Tax-Free Shopping in Japan Just Got Better

Greetings everyone! It’s been a while since I last posted here… so before I go into the topic at hand, I just wanted to quickly say thanks to everyone for their continued support. I have been sharing my Japan travel videos on my Facebook page primarily, and I am finally down to the last one! Yes, it’s only been… just about nine months since I went? The last video will be a very long one, documenting my trip on Japan Airlines in International First Class. I expect that video to be released sometime in July.

Now that I’ve almost finished my travel video series, I can go back to the task at hand: giving you tips and suggestions on how to make the most of your next trip to Japan, based on my experience of four visits as a tourist, and based on my research.

Here’s some exciting news in case you want to visit Japan and do some tax-free shopping! You can now get a refund of the 8% consumption tax (like a sales tax) if purchasing a combination of general and consumable items totaling at least 5,000 yen at a tax-free shop.

Within the last few years Japan added a number of eligible products that can be purchased tax-free in the country by foreign tourists. Products were classified in two categories: General products like clothes, jewelry, shoes and appliances, and Consumable products like food, cosmetics, alcohol and tobacco. The previous rule was that if you spent at least 5,000 yen in one of these categories, you would receive the tax rebate. Until now, you could not combine the total for both general products and consumable products…. for example, if you spent 3,000 yen in each category, you would not be eligible for the tax rebate. Under the new rules, you CAN get the rebate.

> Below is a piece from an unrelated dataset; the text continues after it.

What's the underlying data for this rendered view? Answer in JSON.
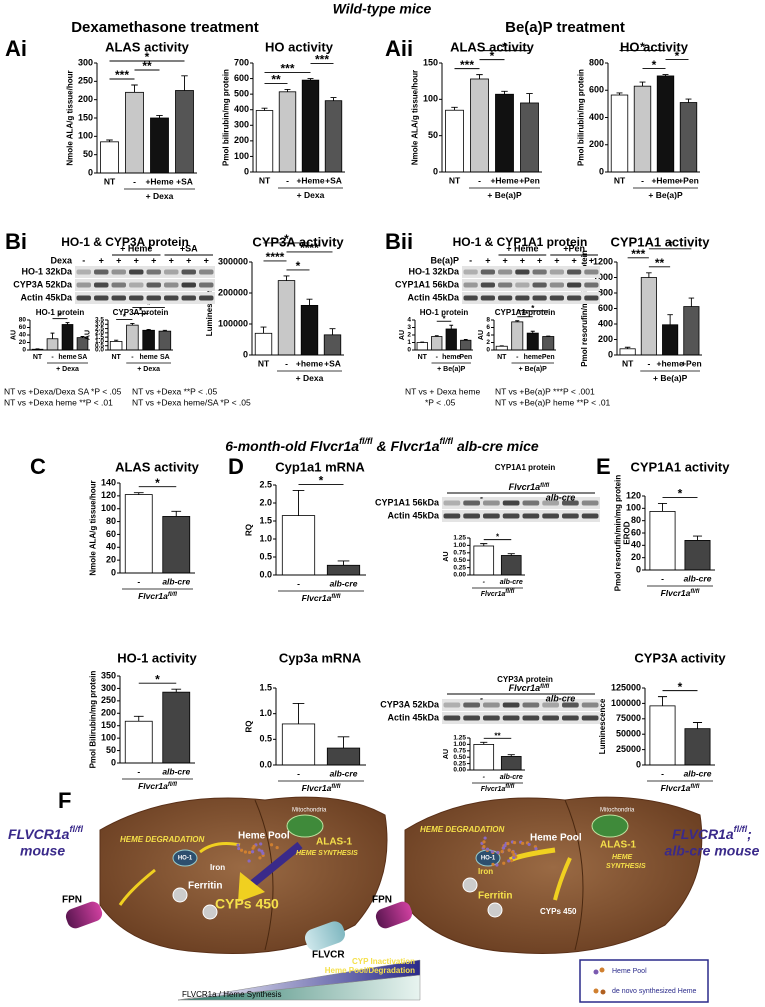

When you combine general and consumable items in a single transaction, then you cannot use the items while in Japan and must take them out of the country within 30 days.

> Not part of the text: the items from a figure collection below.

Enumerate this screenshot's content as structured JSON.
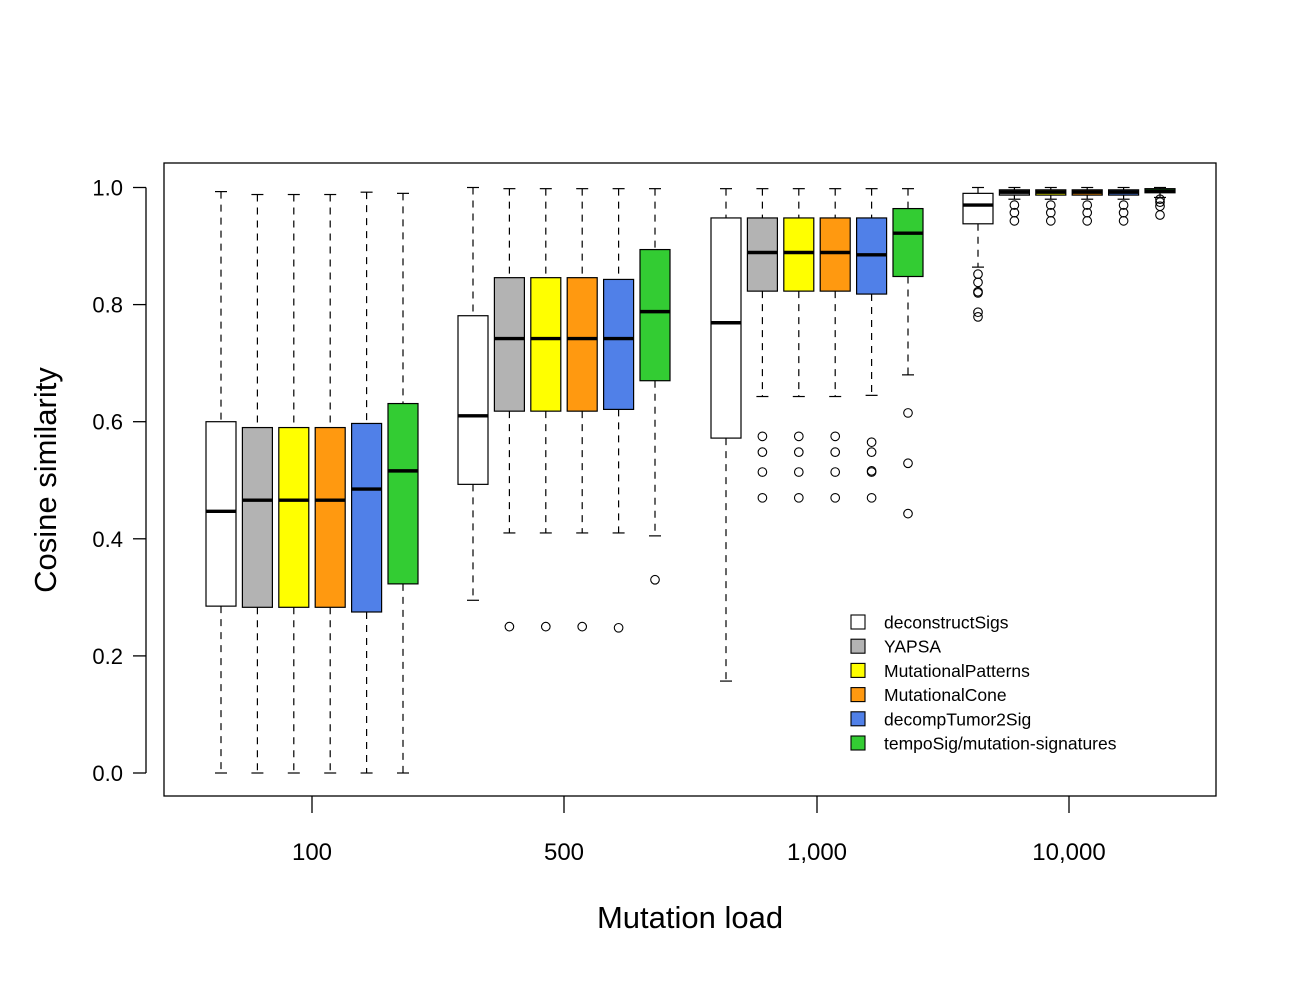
{
  "chart_data": {
    "type": "boxplot",
    "xlabel": "Mutation load",
    "ylabel": "Cosine similarity",
    "ylim": [
      0,
      1.04
    ],
    "yticks": [
      "0.0",
      "0.2",
      "0.4",
      "0.6",
      "0.8",
      "1.0"
    ],
    "categories": [
      "100",
      "500",
      "1,000",
      "10,000"
    ],
    "legend_position": "bottom-right",
    "series": [
      {
        "name": "deconstructSigs",
        "color": "#ffffff",
        "boxes": [
          {
            "whisker_low": 0.0,
            "q1": 0.285,
            "median": 0.447,
            "q3": 0.6,
            "whisker_high": 0.993,
            "outliers": []
          },
          {
            "whisker_low": 0.295,
            "q1": 0.493,
            "median": 0.61,
            "q3": 0.781,
            "whisker_high": 1.0,
            "outliers": []
          },
          {
            "whisker_low": 0.157,
            "q1": 0.572,
            "median": 0.769,
            "q3": 0.948,
            "whisker_high": 0.998,
            "outliers": []
          },
          {
            "whisker_low": 0.864,
            "q1": 0.938,
            "median": 0.97,
            "q3": 0.99,
            "whisker_high": 1.0,
            "outliers": [
              0.852,
              0.838,
              0.822,
              0.82,
              0.787,
              0.779
            ]
          }
        ]
      },
      {
        "name": "YAPSA",
        "color": "#b3b3b3",
        "boxes": [
          {
            "whisker_low": 0.0,
            "q1": 0.283,
            "median": 0.466,
            "q3": 0.59,
            "whisker_high": 0.988,
            "outliers": []
          },
          {
            "whisker_low": 0.41,
            "q1": 0.618,
            "median": 0.742,
            "q3": 0.846,
            "whisker_high": 0.998,
            "outliers": [
              0.25
            ]
          },
          {
            "whisker_low": 0.643,
            "q1": 0.823,
            "median": 0.889,
            "q3": 0.948,
            "whisker_high": 0.998,
            "outliers": [
              0.575,
              0.548,
              0.514,
              0.47
            ]
          },
          {
            "whisker_low": 0.98,
            "q1": 0.987,
            "median": 0.992,
            "q3": 0.996,
            "whisker_high": 1.0,
            "outliers": [
              0.97,
              0.957,
              0.943
            ]
          }
        ]
      },
      {
        "name": "MutationalPatterns",
        "color": "#ffff00",
        "boxes": [
          {
            "whisker_low": 0.0,
            "q1": 0.283,
            "median": 0.466,
            "q3": 0.59,
            "whisker_high": 0.988,
            "outliers": []
          },
          {
            "whisker_low": 0.41,
            "q1": 0.618,
            "median": 0.742,
            "q3": 0.846,
            "whisker_high": 0.998,
            "outliers": [
              0.25
            ]
          },
          {
            "whisker_low": 0.643,
            "q1": 0.823,
            "median": 0.889,
            "q3": 0.948,
            "whisker_high": 0.998,
            "outliers": [
              0.575,
              0.548,
              0.514,
              0.47
            ]
          },
          {
            "whisker_low": 0.98,
            "q1": 0.987,
            "median": 0.992,
            "q3": 0.996,
            "whisker_high": 1.0,
            "outliers": [
              0.97,
              0.957,
              0.943
            ]
          }
        ]
      },
      {
        "name": "MutationalCone",
        "color": "#ff9910",
        "boxes": [
          {
            "whisker_low": 0.0,
            "q1": 0.283,
            "median": 0.466,
            "q3": 0.59,
            "whisker_high": 0.988,
            "outliers": []
          },
          {
            "whisker_low": 0.41,
            "q1": 0.618,
            "median": 0.742,
            "q3": 0.846,
            "whisker_high": 0.998,
            "outliers": [
              0.25
            ]
          },
          {
            "whisker_low": 0.643,
            "q1": 0.823,
            "median": 0.889,
            "q3": 0.948,
            "whisker_high": 0.998,
            "outliers": [
              0.575,
              0.548,
              0.514,
              0.47
            ]
          },
          {
            "whisker_low": 0.98,
            "q1": 0.987,
            "median": 0.992,
            "q3": 0.996,
            "whisker_high": 1.0,
            "outliers": [
              0.97,
              0.957,
              0.943
            ]
          }
        ]
      },
      {
        "name": "decompTumor2Sig",
        "color": "#5080e8",
        "boxes": [
          {
            "whisker_low": 0.0,
            "q1": 0.275,
            "median": 0.485,
            "q3": 0.597,
            "whisker_high": 0.992,
            "outliers": []
          },
          {
            "whisker_low": 0.41,
            "q1": 0.621,
            "median": 0.742,
            "q3": 0.843,
            "whisker_high": 0.998,
            "outliers": [
              0.248
            ]
          },
          {
            "whisker_low": 0.645,
            "q1": 0.818,
            "median": 0.885,
            "q3": 0.948,
            "whisker_high": 0.998,
            "outliers": [
              0.565,
              0.548,
              0.516,
              0.514,
              0.47
            ]
          },
          {
            "whisker_low": 0.98,
            "q1": 0.987,
            "median": 0.992,
            "q3": 0.996,
            "whisker_high": 1.0,
            "outliers": [
              0.97,
              0.957,
              0.943
            ]
          }
        ]
      },
      {
        "name": "tempoSig/mutation-signatures",
        "color": "#33cc33",
        "boxes": [
          {
            "whisker_low": 0.0,
            "q1": 0.323,
            "median": 0.516,
            "q3": 0.631,
            "whisker_high": 0.99,
            "outliers": []
          },
          {
            "whisker_low": 0.405,
            "q1": 0.67,
            "median": 0.788,
            "q3": 0.894,
            "whisker_high": 0.998,
            "outliers": [
              0.33
            ]
          },
          {
            "whisker_low": 0.68,
            "q1": 0.848,
            "median": 0.922,
            "q3": 0.964,
            "whisker_high": 0.998,
            "outliers": [
              0.615,
              0.529,
              0.443
            ]
          },
          {
            "whisker_low": 0.983,
            "q1": 0.991,
            "median": 0.994,
            "q3": 0.998,
            "whisker_high": 1.0,
            "outliers": [
              0.98,
              0.975,
              0.968,
              0.953
            ]
          }
        ]
      }
    ]
  }
}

Hopefully this makes it easier to purchase great items in Japan without the tax. As a general rule, when you make these purchases you will be required to show your passport, and a receipt will be stapled into your passport for each shop. You will then be required to turn all of the receipts in to Japanese customs when you leave the country. At an airport, the customs desks are usually located between security and outbound immigration.